The opinion obliterated this distinction, claiming the Supreme Court attempted to “differentiate between discrimination based on a person’s status and discrimination based on conduct that is inextricably intertwined with such status.” It cited Obergefell v. Hodges, the 2015 case that invented the “constitutional right” to same-sex marriage.
Both Judges Tied to a Law Firm Involved in the Proceedings
The author of the opinion, Judge Timothy Schutz, was appointed to the appeals court by Governor Jared Polis (D) — the first governor to openly identify as gay — in November 2021, two months after Polis and another man had a Jewish wedding ceremony.

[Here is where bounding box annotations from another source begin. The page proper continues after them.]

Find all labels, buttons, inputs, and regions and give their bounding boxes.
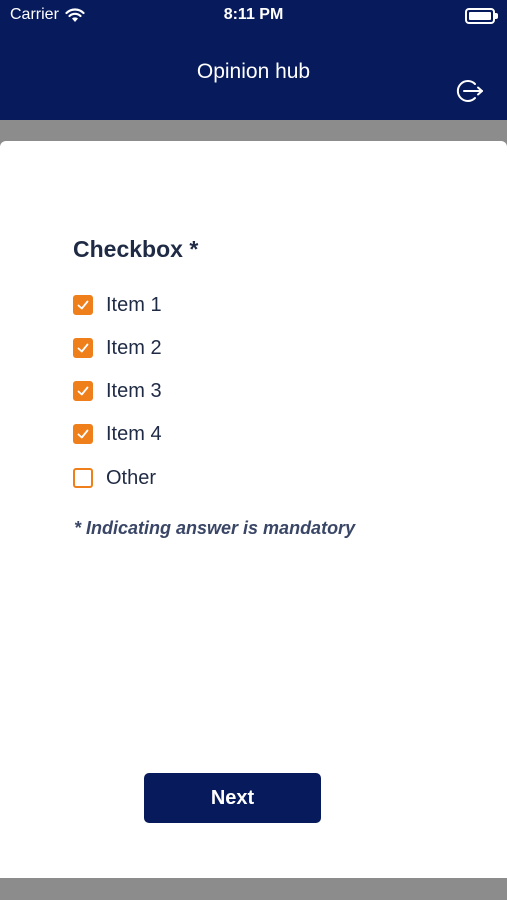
checkbox-option-item-1[interactable]: Item 1 (73, 292, 162, 318)
checkbox-option-item-3[interactable]: Item 3 (73, 378, 162, 404)
clock: 8:11 PM (223, 6, 284, 23)
option-label: Other (106, 466, 157, 489)
navigation-bar: Carrier 8:11 PM Opinion hub (0, 0, 507, 120)
checkbox-checked-icon[interactable] (73, 381, 93, 401)
checkbox-option-item-4[interactable]: Item 4 (73, 421, 162, 447)
checkbox-option-item-2[interactable]: Item 2 (73, 335, 162, 361)
status-bar: Carrier 8:11 PM (0, 0, 507, 30)
survey-card: Checkbox * Item 1 Item 2 Item 3 Item 4 O… (0, 141, 507, 878)
option-label: Item 4 (106, 422, 162, 445)
battery-icon (465, 8, 498, 24)
checkbox-checked-icon[interactable] (73, 338, 93, 358)
page-title: Opinion hub (196, 60, 311, 83)
checkbox-option-other[interactable]: Other (73, 465, 156, 491)
checkbox-unchecked-icon[interactable] (73, 468, 93, 488)
logout-icon[interactable] (456, 77, 486, 105)
option-label: Item 2 (106, 336, 162, 359)
next-button[interactable]: Next (144, 773, 321, 823)
checkbox-checked-icon[interactable] (73, 424, 93, 444)
mandatory-note: * Indicating answer is mandatory (74, 518, 356, 538)
checkbox-checked-icon[interactable] (73, 295, 93, 315)
option-label: Item 1 (106, 293, 162, 316)
question-title: Checkbox * (73, 236, 199, 262)
option-label: Item 3 (106, 379, 162, 402)
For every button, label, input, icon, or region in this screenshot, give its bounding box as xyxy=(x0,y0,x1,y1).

Both judges who ruled against Phillips in his latest round of legal woes had ties to a prosperous law firm that took Scardina’s side of the case. Holland & Hart filed two amicus curiae briefs on behalf of the Colorado Lesbian, Gay, Bisexual and Transgender Bar Association and the Colorado Hispanic Bar Association against Phillips. Judge Jones joined Holland & Hart in 1982 and served as a partner from 1988 until 2011, when Governor Bill Ritter (D) named Jones to the bench. Judge Schutz was also an associate at Holland & Hart for four years.
‘The Right to Create Freely without Fear of Government Punishment’
Whether people of faith have to check their morality at the door Monday through Friday is also at the heart of multiple other cases, including one in Colorado, 303 Creative v. Elenis. Christian website developer Lorie Smith got sued after refusing to make a website for a same-sex wedding. “Other small business owners have faced similar religious liberty predicaments, such as Kentucky-based photographer Chelsey Nelson, who refused to photograph same-sex weddings due to her religious convictions. Another Christian Kentucky artist, Blaine Adams, refused a t-shirt printing project for the local pride festival,” reported Marjorie Jackson at The Washington Stand.
Future judges should “reject Colorado’s attempt to mandate orthodoxy and drive views it disfavors from the public square and affirm that … writers, painters, photographers, filmmakers, calligraphers, cake artists, and more have the right to create freely without fear of government punishment,” said Warner. “Cultural winds may shift, but freedom of speech is foundational to our self-government and to the free and fearless pursuit of truth.”
Ben Johnson is senior reporter and editor at The Washington Stand.